In the no-choice behavioural bioassay the four most SCR-active volatiles from potato, hexanal, octanal, nonanal and 1-octen-3-ol strongly disrupted the oviposition site selection process by potato tuberworm females when individually applied at concentrations considerably above their production in intact and healthy plant tissues. This negative effect of unbalanced amounts of individual host plant volatiles on moth's egg-laying behaviour is consistent with the observation that in polyphagous insects the absolute and relative amounts of ubiquitous plant volatiles are critical factors in host selection.43–46 Moreover, such a disruptive effect may be due to the insect's ability to avoid a source of toxic compounds. It is well known that the emission of green-leaf volatiles, including short-chained aliphatic aldehydes, alcohols and esters, dramatically increases when the plant tissues are wounded.47 These compounds are produced through the hydroperoxide lyase pathway of oxylipin metabolism48 in response to mechanical and herbivory damage and can play a major role in plant defence. For example, aliphatic aldehydes are known to possess fumigant and contact49,50 and repellent effects,51,52 depending on the dose, against various insect pests, including potato tuberworm females in laboratory oviposition bioassays.11 Moreover, some of them were found to inhibit pathogenic fungi53,54 and bacteria.55 Interestingly, synthetic plant volatiles, either corresponding (octanal and nonanal) or chemically related, (Z)-3-hexenol and (E)-2-hexenal, to those selected in the present study, were also shown to attract beneficial insects when deployed at high dosages in different agroecosystems.56,57 Moreover, potato tuberworm females are attracted to volatiles released by intact potato tubers but not to those from tubers damaged by conspecific larvae, which, in turn, orientate the natural enemy Orius insidiosus (Say).12

In no-choice conditions, the olfactory cues from tubers were not able to enhance potato tuberworm oviposition in comparison with a control represented by an adequate physical substrate for oviposition, as demonstrated in previous studies,13,14 whereas the same odour has been shown to mediate female attraction to the plant at longer range.11,12 This suggests that potato tuberworm females probably use different cues for host plant recognition and oviposition site location respectively.

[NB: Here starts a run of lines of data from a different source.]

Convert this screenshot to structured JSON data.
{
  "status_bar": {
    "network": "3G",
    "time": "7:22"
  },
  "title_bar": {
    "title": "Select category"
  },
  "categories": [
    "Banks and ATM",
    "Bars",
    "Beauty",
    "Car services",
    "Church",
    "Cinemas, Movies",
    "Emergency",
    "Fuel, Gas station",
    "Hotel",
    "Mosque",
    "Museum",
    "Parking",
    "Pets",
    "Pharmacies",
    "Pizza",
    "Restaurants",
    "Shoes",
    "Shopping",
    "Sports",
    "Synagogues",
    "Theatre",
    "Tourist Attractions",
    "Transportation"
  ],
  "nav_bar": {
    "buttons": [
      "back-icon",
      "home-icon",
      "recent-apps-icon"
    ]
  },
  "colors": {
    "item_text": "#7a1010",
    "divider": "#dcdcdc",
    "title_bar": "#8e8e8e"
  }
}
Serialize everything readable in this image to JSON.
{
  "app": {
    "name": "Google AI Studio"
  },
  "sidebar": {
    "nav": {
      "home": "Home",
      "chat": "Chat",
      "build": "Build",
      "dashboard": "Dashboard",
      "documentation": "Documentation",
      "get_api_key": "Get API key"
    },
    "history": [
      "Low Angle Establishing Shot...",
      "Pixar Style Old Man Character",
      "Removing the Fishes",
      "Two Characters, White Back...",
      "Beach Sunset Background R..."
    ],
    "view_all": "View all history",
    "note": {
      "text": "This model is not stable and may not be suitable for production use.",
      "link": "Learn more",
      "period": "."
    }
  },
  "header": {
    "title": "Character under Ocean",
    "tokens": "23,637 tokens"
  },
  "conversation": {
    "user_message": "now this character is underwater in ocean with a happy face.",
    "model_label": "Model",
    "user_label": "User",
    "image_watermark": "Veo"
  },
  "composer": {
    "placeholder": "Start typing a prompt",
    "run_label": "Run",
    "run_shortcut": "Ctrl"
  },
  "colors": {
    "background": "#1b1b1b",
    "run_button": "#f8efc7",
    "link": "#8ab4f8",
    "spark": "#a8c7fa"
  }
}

The experiments conducted under conventional storage conditions confirmed the results of laboratory assays. Octanal was preferred to hexanal because, even though slightly less effective, it has a lower volatility (octanal vapour pressure 1.2 mmHg at 20–25 °C, hexanal vapour pressure 11 mmHg at 20–25 °C)58 and hence is more suitable for a longer release duration in practical applications. In the warehouse, octanal elicited a strong decrease in the number of eggs laid compared with the untreated control, both when dispensers were directly deployed on potatoes and when tubers were 2.5 m apart from the treated side, probably as a result of a homogeneous dispersion of the compound in the surroundings. The present results therefore suggest the possibility of avoiding the direct contact of octanal with stored potatoes, and even of using a relatively low density of semiochemical-baited dispensers. In South-East Asia, repellent plant materials applied as dried leaves or powders just to cover stored-tuber bulks are reported to be an effective control strategy to prevent P. operculella infestation.59–61

In conclusion, this work has provided new information on the olfactory system of potato tuberworm, with particular attention to the perception of intra- and interspecific semiochemicals by long sensilla trichodea in both sexes. Moreover, laboratory and semi-field behavioural studies have shown that, among alternative botanical control means,59,62 the use of synthetic plant volatiles, i.e. common short- and straight-chained aldehydes and alcohols, as host recognition disruptant and/or oviposition deterrent for potato tuberworm appears to be feasible under potato storage conditions.

Further studies are now required to define large-scale application methods utilising these bioactive compounds against potato tuberworm.